Rashtrapati Pranab Mukherjee, or Pranab Da, as he is affectionately known, has had a long and distinguished career in public life. For the past five years, he adorned the highest office in land, bringing to it great distinction and dignity. His contributions in enriching our national life, parliamentary institutions and political discourse are highly regarded along with his unshakable belief in the idea of India.
In his parliamentarian avatar, Shri Mukherjee strove to raise the level of debates and discussions in Parliament by erudite articulation on issues of public importance. His parliamentary performance earned him the Outstanding Parliamentarian Award for the year 1997.
He once famously remarked,
“Democracy should comprise of three ‘D’s – Debate, Dissent and Decision not the fourth ‘D’, ‘Disruption”.
This assumes much significance in our present, troubled times.

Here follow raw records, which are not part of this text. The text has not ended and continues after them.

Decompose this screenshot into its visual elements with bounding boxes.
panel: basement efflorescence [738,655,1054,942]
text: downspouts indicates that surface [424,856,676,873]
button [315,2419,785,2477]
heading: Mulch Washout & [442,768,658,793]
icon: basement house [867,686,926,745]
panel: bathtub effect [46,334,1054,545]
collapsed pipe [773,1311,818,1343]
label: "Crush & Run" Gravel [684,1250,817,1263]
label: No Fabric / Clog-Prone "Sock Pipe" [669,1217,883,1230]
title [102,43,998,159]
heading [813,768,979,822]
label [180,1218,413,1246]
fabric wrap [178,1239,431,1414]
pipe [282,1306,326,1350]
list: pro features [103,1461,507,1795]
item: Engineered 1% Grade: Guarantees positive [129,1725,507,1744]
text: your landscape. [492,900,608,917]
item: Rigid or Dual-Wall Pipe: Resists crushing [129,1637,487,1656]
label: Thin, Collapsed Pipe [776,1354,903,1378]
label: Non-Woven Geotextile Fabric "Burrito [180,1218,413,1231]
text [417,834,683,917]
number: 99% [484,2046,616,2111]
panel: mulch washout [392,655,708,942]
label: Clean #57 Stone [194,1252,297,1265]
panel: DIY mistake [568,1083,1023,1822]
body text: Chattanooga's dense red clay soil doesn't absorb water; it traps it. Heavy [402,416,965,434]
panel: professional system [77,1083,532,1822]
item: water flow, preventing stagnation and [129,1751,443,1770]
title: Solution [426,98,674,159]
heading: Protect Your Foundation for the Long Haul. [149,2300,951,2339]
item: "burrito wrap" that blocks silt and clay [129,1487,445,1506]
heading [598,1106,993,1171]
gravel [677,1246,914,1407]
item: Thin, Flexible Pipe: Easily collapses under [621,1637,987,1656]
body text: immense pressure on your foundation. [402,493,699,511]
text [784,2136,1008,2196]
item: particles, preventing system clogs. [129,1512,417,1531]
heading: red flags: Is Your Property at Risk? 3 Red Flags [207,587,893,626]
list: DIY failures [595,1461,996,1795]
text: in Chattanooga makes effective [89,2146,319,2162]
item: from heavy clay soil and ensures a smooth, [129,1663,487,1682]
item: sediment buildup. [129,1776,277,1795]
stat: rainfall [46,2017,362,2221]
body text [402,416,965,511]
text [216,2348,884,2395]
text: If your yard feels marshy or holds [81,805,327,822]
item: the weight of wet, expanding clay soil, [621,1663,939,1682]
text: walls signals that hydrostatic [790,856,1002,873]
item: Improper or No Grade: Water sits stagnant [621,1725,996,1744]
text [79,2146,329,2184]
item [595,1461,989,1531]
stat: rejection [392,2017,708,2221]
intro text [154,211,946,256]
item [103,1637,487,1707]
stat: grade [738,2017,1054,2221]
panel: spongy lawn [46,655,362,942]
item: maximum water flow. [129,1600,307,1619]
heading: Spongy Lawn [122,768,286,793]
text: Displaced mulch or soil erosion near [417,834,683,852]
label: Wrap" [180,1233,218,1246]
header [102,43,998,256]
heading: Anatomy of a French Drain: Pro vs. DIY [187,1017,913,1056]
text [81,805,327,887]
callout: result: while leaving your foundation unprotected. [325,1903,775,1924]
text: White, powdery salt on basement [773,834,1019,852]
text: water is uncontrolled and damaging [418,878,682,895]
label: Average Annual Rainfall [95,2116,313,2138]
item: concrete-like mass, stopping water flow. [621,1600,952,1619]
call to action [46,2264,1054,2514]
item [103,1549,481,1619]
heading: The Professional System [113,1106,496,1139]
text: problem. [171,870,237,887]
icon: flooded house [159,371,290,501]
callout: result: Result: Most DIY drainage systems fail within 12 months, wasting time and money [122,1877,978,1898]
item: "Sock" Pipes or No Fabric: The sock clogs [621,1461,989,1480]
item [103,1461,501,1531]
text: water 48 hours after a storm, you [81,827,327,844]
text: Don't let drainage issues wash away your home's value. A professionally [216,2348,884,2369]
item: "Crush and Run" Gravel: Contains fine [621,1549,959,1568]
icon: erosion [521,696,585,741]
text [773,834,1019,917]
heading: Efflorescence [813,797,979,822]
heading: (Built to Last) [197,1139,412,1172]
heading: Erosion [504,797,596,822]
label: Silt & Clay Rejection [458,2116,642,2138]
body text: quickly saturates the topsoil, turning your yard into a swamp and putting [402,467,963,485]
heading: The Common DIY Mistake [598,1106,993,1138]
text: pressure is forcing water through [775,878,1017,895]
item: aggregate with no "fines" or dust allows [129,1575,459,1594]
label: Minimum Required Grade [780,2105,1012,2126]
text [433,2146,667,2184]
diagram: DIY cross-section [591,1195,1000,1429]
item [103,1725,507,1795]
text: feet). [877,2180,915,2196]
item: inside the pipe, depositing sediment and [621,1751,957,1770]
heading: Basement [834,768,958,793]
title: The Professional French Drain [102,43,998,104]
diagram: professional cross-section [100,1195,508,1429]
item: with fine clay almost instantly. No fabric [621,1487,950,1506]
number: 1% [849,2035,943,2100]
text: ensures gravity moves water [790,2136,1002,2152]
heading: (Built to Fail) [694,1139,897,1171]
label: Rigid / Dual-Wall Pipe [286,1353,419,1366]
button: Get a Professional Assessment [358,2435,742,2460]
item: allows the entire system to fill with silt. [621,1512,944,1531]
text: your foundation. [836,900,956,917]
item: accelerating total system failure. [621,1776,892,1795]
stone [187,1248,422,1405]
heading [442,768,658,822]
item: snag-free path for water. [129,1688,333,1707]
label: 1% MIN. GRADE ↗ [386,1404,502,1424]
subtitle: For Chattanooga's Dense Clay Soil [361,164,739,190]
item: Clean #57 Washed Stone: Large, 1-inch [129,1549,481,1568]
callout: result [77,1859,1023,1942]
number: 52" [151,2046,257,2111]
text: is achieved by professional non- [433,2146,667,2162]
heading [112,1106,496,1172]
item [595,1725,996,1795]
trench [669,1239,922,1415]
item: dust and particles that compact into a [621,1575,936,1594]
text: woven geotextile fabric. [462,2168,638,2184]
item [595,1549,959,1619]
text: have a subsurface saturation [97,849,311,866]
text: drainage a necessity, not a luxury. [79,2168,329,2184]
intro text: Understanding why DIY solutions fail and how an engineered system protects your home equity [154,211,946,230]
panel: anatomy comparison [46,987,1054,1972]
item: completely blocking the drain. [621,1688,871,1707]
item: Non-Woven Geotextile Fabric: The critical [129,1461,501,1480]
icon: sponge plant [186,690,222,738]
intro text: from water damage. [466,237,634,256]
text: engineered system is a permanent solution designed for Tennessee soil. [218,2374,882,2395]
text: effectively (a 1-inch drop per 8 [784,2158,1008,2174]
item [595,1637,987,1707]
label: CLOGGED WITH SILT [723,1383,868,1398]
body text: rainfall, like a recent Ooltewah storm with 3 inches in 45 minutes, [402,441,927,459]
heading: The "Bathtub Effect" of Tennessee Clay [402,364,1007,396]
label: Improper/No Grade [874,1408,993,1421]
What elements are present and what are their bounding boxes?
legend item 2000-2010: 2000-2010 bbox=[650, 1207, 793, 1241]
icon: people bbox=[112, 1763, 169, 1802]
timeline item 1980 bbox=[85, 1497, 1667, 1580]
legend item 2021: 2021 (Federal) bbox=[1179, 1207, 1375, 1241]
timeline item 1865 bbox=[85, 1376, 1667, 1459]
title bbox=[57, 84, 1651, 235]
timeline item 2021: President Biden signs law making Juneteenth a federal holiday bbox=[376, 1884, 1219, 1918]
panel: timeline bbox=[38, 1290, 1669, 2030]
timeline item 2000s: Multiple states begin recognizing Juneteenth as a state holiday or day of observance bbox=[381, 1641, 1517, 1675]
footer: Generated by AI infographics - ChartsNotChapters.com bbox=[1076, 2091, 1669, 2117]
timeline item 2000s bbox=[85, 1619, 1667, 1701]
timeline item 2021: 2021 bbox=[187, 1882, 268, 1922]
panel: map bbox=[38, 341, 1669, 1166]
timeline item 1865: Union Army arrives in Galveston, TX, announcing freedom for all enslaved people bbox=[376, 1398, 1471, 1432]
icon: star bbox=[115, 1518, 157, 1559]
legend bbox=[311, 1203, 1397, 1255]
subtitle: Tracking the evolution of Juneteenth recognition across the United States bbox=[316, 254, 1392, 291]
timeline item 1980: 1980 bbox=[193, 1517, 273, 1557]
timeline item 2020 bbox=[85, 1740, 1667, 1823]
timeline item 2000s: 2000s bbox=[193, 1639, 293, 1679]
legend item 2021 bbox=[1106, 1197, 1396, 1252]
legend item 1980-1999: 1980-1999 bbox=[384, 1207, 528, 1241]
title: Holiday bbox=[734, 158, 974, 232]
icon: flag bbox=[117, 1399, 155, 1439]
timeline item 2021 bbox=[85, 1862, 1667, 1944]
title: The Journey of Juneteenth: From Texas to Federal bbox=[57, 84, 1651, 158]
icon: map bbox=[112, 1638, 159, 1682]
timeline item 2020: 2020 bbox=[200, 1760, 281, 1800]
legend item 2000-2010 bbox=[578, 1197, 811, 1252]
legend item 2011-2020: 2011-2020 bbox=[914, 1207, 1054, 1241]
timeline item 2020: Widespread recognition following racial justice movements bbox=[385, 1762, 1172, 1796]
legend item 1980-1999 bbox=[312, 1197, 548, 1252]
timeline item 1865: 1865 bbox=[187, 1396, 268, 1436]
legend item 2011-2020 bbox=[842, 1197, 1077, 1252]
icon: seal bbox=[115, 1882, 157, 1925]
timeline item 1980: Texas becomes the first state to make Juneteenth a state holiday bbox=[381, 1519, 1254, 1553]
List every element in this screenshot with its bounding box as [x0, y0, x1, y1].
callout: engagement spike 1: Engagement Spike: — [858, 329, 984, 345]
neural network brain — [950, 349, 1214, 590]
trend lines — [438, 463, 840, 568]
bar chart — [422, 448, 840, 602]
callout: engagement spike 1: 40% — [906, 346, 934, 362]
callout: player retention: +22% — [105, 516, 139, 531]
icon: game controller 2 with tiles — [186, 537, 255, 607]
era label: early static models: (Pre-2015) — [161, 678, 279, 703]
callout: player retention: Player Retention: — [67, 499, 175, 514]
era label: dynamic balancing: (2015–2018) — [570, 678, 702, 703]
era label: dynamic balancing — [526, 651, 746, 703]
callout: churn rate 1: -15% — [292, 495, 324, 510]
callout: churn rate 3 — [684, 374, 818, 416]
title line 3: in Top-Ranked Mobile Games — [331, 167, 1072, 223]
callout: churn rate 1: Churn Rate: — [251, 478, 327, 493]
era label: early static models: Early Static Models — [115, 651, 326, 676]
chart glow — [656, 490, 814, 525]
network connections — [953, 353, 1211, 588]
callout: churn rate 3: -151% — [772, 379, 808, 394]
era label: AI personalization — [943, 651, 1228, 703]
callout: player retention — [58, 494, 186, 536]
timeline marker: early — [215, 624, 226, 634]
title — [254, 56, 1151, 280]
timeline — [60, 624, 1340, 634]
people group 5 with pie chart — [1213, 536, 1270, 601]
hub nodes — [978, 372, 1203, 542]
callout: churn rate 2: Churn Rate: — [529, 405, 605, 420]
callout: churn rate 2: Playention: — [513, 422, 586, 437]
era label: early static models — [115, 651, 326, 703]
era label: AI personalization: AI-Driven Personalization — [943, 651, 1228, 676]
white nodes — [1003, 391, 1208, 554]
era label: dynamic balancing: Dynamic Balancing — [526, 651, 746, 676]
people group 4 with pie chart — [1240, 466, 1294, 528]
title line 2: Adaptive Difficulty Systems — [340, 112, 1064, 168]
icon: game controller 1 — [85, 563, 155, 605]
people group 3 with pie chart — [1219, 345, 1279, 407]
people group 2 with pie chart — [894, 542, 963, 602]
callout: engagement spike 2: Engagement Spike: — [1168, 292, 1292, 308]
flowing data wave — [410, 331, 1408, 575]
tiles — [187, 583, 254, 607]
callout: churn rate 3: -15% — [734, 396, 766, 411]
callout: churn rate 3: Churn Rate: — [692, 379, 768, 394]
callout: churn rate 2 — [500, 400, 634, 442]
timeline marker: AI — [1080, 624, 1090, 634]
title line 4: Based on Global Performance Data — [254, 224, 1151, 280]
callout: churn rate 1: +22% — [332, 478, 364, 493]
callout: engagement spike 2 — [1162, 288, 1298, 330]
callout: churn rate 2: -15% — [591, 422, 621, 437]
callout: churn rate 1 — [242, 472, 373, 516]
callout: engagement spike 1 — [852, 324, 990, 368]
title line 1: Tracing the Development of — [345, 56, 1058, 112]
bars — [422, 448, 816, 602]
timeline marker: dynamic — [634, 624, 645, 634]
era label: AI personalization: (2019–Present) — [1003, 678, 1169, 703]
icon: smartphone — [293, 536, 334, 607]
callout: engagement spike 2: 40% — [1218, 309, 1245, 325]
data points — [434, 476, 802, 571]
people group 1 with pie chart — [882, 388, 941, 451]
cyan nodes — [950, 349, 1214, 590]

No tribute to Shri Mukherjee can be complete without a reference to his role in the governance of this country. He held important Ministerial charges in Government and played a significant role in shaping the policies for progress and inclusive development over the years.
In representing India on a number of international fora, he was the consummate diplomat. His expertises in economic and financial matters, similarly, have been much sought after. He was rated one of the best five Finance Ministers of the world in 1984 and was declared ‘Finance Minister of the Year for Asia’ in 2010. In his long career, he has been an astute administrator and consensus builder in various capacities.
In recognition of his valuable services, a grateful nation conferred upon him the Padma Vibhushan in 2008.
Shri Mukherjee combines the qualities of an erudite scholar with those of a seasoned politician. His views and pronouncements on issues of national and international importance have enhanced the stature of the high offices held by him. From the highest pedestal, he has, on several occasions, urged citizens to rededicate themselves to the cause of upholding the democratic values.
He has spoken with conviction about India’s pluralism and diversity being her greatest strength, and the need to constantly nurture and protect them. As he put it,
“Our tradition has always celebrated the ‘argumentative’ Indian; not the ‘intolerant’ Indian. Multiple views, thoughts and philosophies have competed with each other peacefully for centuries in our country”
In a farewell dinner for Governors and Lt Governors last week, President Mukherjee spoke about the constitutional design by which ‘there cannot be two functional executive authorities in a state’ and the Governor’s role therefore is ‘mainly confined to giving advice to Chief Minister.’ He added that in certain situations the Governor ‘has no discretion but to accept the verdict of the floor test.’ He advised the Governors to implement diligently their constitutional responsibilities in regard to the Scheduled Tribe areas in the states.
Shri Mukherjee’s rich political legacy holds valuable lessons for us and will guide a future generation in public life.
Today, as we bid farewell to Rashtrapati ji, I wish him good health and long life.